The BBC adds that “Vice Adm Robert Harward, in charge of US detentions in Afghanistan, denied the existence of such a facility or abuses.”
My bet is that Admiral Harward, who is usually cautious in his wording, denied that any such facility existed under his command. That distinction would be critical, because the available evidence points to this detention operation and several others, being conducted under the authority of the U.S. Joint Special Operations Command or JSOC, which often operates in Afghanistan outside of General McChrystal’s command.
This raises questions that should be put to Secretary Gates forcefully. Why is JSOC being allowed to run a self-standing detentions operation? (JSOC will no doubt deny that it is a detentions operation, putting its activities within its core intelligence-gathering mission, but that doesn’t change the facts.) Why is JSOC being allowed to operate a facility applying its own rules, including the use of impermissible techniques such as hypothermia and long-term sleep deprivation? Why was the Red Cross denied access to the prison for many months following the president’s January 22, 2009 order, which insured Red Cross access? What sort of accountability system has been put in place for this secret prison? What other secret detention facilities does JSOC run? Reports have long circulated about JSOC “filtration” operations at forward positions in Afghanistan. Of course, there is also Camp Nama in Iraq and the still unexplained Camp No in Guantánamo.
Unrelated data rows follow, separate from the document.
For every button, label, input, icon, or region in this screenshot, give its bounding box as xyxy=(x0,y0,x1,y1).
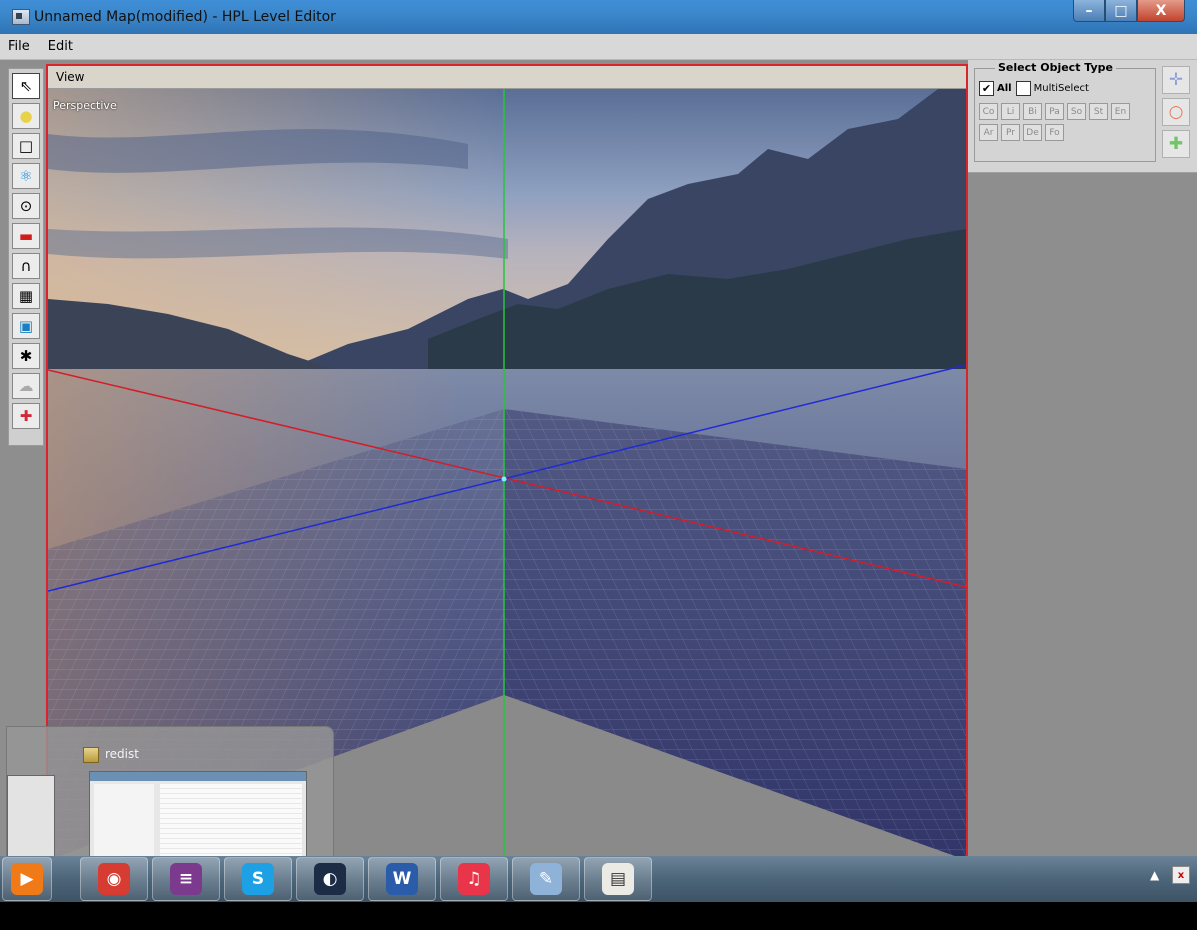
taskbar-level-editor[interactable]: ▤ xyxy=(584,857,652,901)
cube-area-icon: ▦ xyxy=(18,286,34,305)
word-icon: W xyxy=(386,863,418,895)
object-type-button-so[interactable]: So xyxy=(1067,103,1086,120)
arch-icon: ∩ xyxy=(20,256,32,275)
taskbar-word[interactable]: W xyxy=(368,857,436,901)
move-arrows-icon: ✛ xyxy=(1168,70,1184,90)
object-type-button-en[interactable]: En xyxy=(1111,103,1130,120)
paint-palette-icon: ✎ xyxy=(530,863,562,895)
chrome-icon: ◉ xyxy=(98,863,130,895)
combine-icon: ✚ xyxy=(19,406,33,425)
select-object-type-group: Select Object Type ✔ All MultiSelect Co L… xyxy=(974,61,1156,162)
selection-options: ✔ All MultiSelect xyxy=(979,81,1089,96)
select-object-type-title: Select Object Type xyxy=(995,61,1116,74)
camera-mode-label: Perspective xyxy=(53,99,117,112)
particle-tool[interactable]: ⚛ xyxy=(12,163,40,189)
particle-atom-icon: ⚛ xyxy=(19,166,33,185)
folder-icon xyxy=(83,747,99,763)
itunes-icon: ♫ xyxy=(458,863,490,895)
maximize-button[interactable]: □ xyxy=(1105,0,1137,22)
translate-gizmo-button[interactable]: ✛ xyxy=(1162,66,1190,94)
object-type-button-fo[interactable]: Fo xyxy=(1045,124,1064,141)
tool-palette: ⇖ ● □ ⚛ ⊙ ▬ ∩ ▦ ▣ ✱ ☁ ✚ xyxy=(8,68,44,446)
static-object-tool[interactable]: ▬ xyxy=(12,223,40,249)
right-panel: Select Object Type ✔ All MultiSelect Co L… xyxy=(968,60,1197,173)
billboard-icon: □ xyxy=(18,136,34,155)
select-tool[interactable]: ⇖ xyxy=(12,73,40,99)
view-label: View xyxy=(56,70,85,84)
taskbar-winrar[interactable]: ≡ xyxy=(152,857,220,901)
taskbar-chrome[interactable]: ◉ xyxy=(80,857,148,901)
taskbar: ▶ ◉ ≡ S ◐ W ♫ ✎ ▤ xyxy=(0,856,1197,902)
light-bulb-icon: ● xyxy=(19,106,33,125)
object-type-button-li[interactable]: Li xyxy=(1001,103,1020,120)
primitive-icon: ▣ xyxy=(18,316,34,335)
fog-area-tool[interactable]: ☁ xyxy=(12,373,40,399)
caption-buttons: – □ X xyxy=(1073,0,1185,22)
sound-tool[interactable]: ⊙ xyxy=(12,193,40,219)
scale-gizmo-button[interactable]: ✚ xyxy=(1162,130,1190,158)
taskbar-media-player[interactable]: ▶ xyxy=(2,857,52,901)
taskbar-paint[interactable]: ✎ xyxy=(512,857,580,901)
decal-star-icon: ✱ xyxy=(19,346,33,365)
taskbar-steam[interactable]: ◐ xyxy=(296,857,364,901)
taskbar-itunes[interactable]: ♫ xyxy=(440,857,508,901)
tray-expand-icon[interactable]: ▲ xyxy=(1150,868,1159,882)
sound-icon: ⊙ xyxy=(19,196,33,215)
screen-bottom-bar xyxy=(0,902,1197,930)
app-icon[interactable] xyxy=(12,9,30,25)
light-tool[interactable]: ● xyxy=(12,103,40,129)
skype-icon: S xyxy=(242,863,274,895)
object-type-row-2: Ar Pr De Fo xyxy=(979,124,1067,141)
taskbar-skype[interactable]: S xyxy=(224,857,292,901)
billboard-tool[interactable]: □ xyxy=(12,133,40,159)
object-type-button-st[interactable]: St xyxy=(1089,103,1108,120)
object-type-button-de[interactable]: De xyxy=(1023,124,1042,141)
editor-workspace: ⇖ ● □ ⚛ ⊙ ▬ ∩ ▦ ▣ ✱ ☁ ✚ View Perspective… xyxy=(0,60,1197,918)
multiselect-checkbox[interactable] xyxy=(1015,81,1031,96)
close-button[interactable]: X xyxy=(1137,0,1185,22)
minimize-button[interactable]: – xyxy=(1073,0,1105,22)
object-type-button-ar[interactable]: Ar xyxy=(979,124,998,141)
menu-edit[interactable]: Edit xyxy=(40,39,83,54)
gizmo-toolbar: ✛ ○ ✚ xyxy=(1162,66,1190,162)
title-bar: Unnamed Map(modified) - HPL Level Editor… xyxy=(0,0,1197,35)
object-type-row-1: Co Li Bi Pa So St En xyxy=(979,103,1133,120)
level-editor-icon: ▤ xyxy=(602,863,634,895)
rotate-icon: ○ xyxy=(1168,102,1184,122)
preview-title: redist xyxy=(105,747,139,761)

No one would deny that President Obama, starting with the prohibition on torture, has cleaned up many of the worst abuses that his predecessor put in place. But it’s impossible to reconcile the current operations with the promises that candidate Obama made on the campaign trail. The secret detentions regime run by JSOC is linked with the most serious recurrent reports of abuse emerging from Afghanistan. It should now be the major focus of concern for those looking at detainee treatment issues. The JSOC black jail has been allowed to operate in the shadows for too long.